Ron Aledo(*).- Estimo con alta confianza (85%+) que Trump ganará las elecciones de noviembre. A menos que algo catastrófico ocurra en los próximos dos meses, Trump debe ganar fácilmente las elecciones. Mi análisis se debe a los siguientes factores:

-1. Trump demostró que sus políticas benefician enormemente a la economía. Hasta febrero, justo antes del virus, el paro o desempleo era del 3.5%. La bolsa rompió todos los récords. La gente quiere volver justo a como estábamos con Trump en febrero.

–2. Lo del candidato apocalíptico ya se usó y fracasó en el 2016. Solo se puede usar una vez. Esto es como cuando se dice que si el candidato X gana se acaba el país. Es el fin del mundo. El holocausto y apocalipsis vendrán de seguro. Los demócratas usaron esta estrategia en octubre y noviembre del 2016. No funcionó entonces. No funcionará ahora. Ya la gente sabe que si gana Trump no se acabara el mundo. (Los republicanos usaron también esta técnica contra Obama, el Manchurian Candidate, en octubre y noviembre del 2008. Solo se pueda usar una vez, la primera).
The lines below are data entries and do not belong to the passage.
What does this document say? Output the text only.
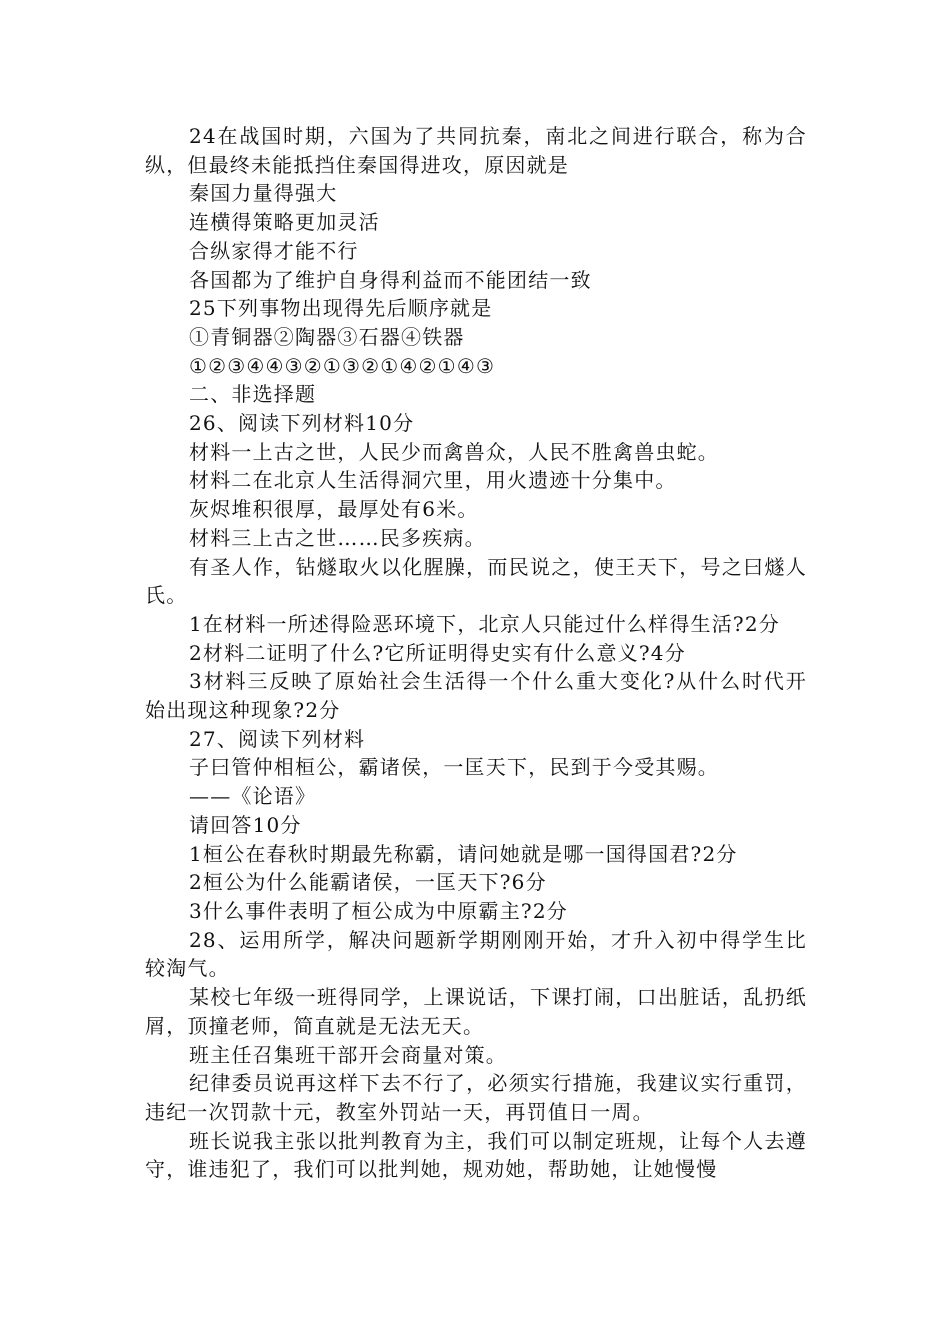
24在战国时期，六国为了共同抗秦，南北之间进行联合，称为合纵，但最终未能抵挡住秦国得进攻，原因就是

秦国力量得强大

连横得策略更加灵活

合纵家得才能不行

各国都为了维护自身得利益而不能团结一致

25下列事物出现得先后顺序就是

①青铜器②陶器③石器④铁器

①②③④④③②①③②①④②①④③

二、非选择题

26、阅读下列材料10分

材料一上古之世，人民少而禽兽众，人民不胜禽兽虫蛇。

材料二在北京人生活得洞穴里，用火遗迹十分集中。

灰烬堆积很厚，最厚处有6米。

材料三上古之世……民多疾病。

有圣人作，钻燧取火以化腥臊，而民说之，使王天下，号之曰燧人氏。

1在材料一所述得险恶环境下，北京人只能过什么样得生活?2分

2材料二证明了什么?它所证明得史实有什么意义?4分

3材料三反映了原始社会生活得一个什么重大变化?从什么时代开始出现这种现象?2分

27、阅读下列材料

子曰管仲相桓公，霸诸侯，一匡天下，民到于今受其赐。

——《论语》

请回答10分

1桓公在春秋时期最先称霸，请问她就是哪一国得国君?2分

2桓公为什么能霸诸侯，一匡天下?6分

3什么事件表明了桓公成为中原霸主?2分

28、运用所学，解决问题新学期刚刚开始，才升入初中得学生比较淘气。

某校七年级一班得同学，上课说话，下课打闹，口出脏话，乱扔纸屑，顶撞老师，简直就是无法无天。

班主任召集班干部开会商量对策。

纪律委员说再这样下去不行了，必须实行措施，我建议实行重罚，违纪一次罚款十元，教室外罚站一天，再罚值日一周。

班长说我主张以批判教育为主，我们可以制定班规，让每个人去遵守，谁违犯了，我们可以批判她，规劝她，帮助她，让她慢慢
-3. Los demócratas de Reagan, los trabajadores obreros blue collar del Rust Belt que usualmente votan por el Partido Demócrata por razones economicas, pero son cultural y religiosamente naturales del Partido Republicano (son protestantes conservadores, pro vida, anti elitistas, pro boxeo, pro MMA, fanáticos de las armas de fuego y de la Segunda Enmienda…) se unieron a Trump en el 2016, le dieron la victoria en los estados claves, y siguen con él. Trump se ha convertido en el campeón de estos demócratas de Reagan (se llaman así porque abandonaron el Partido Demócrata para apoyar a Reagan en los 80), por rechazar los Tratados de Libre Comercios globalistas y promover la vuelta a EEUU de las fabricas que se mudaron a China y Méjico en las ultimas décadas.

-4. Black Lives Matter ha sido un desastre para los izquierdistas del Partido Demócrata. Los progres demócratas decidieron apoyar a Black Lives Matter para contentar a los mas izquierdistas del partido, la base de votantes negros y los jovenzuelos universitarios ateos «científicos», socialistas, marxistoides de Bernie Sanders. Ante la violencia de los grupos, la quema de comercios, los ataques a ciudadanos comunes y a la policía, los motinesy saqueos, la quema de edificios, y la demonización de la policía, Biden y sus titiriteros decidieron callarse y apoyarlos. Ahora todas las encuestas demuestran que los motines y Black Lives Matter (los lideres del movimiento son abiertamente marxistas) provocan un total rechazo en el estadounidense de a pie; es decir, en la mayoría silenciosa. El ciudadano normal rechaza los motines y la violencia. Que los de Black Lives Matter y sus socios «Antifas» (mayoriatariamente jovenzuelos universitarios blancos marxistas y bseguidores de Bernie) quieran callar y silenciar a todo opositor, y busquen destruir las estatuas y símbolos del país, incluidos las de Colon, Washington, Jefferson… causa horror en el ciudadano de a pie común y corriente. La venta de pistolas ha roto todos los récords y la gente tiene miedo real a que los de Black Lives Matter y los Antifas destruyan sus ciudades. Trump apoya fuertamente a la policía local, al Border Patrol, la Ley y Orden. El ciudadano americano lo sabe. Perciben a Biden no solo como un anciano senil, débil, manipulado por sus titiriteros de la izquierda radical, sino también como alguien incapaz de defender a los ciudadanos comunes del crimen y la anarquía.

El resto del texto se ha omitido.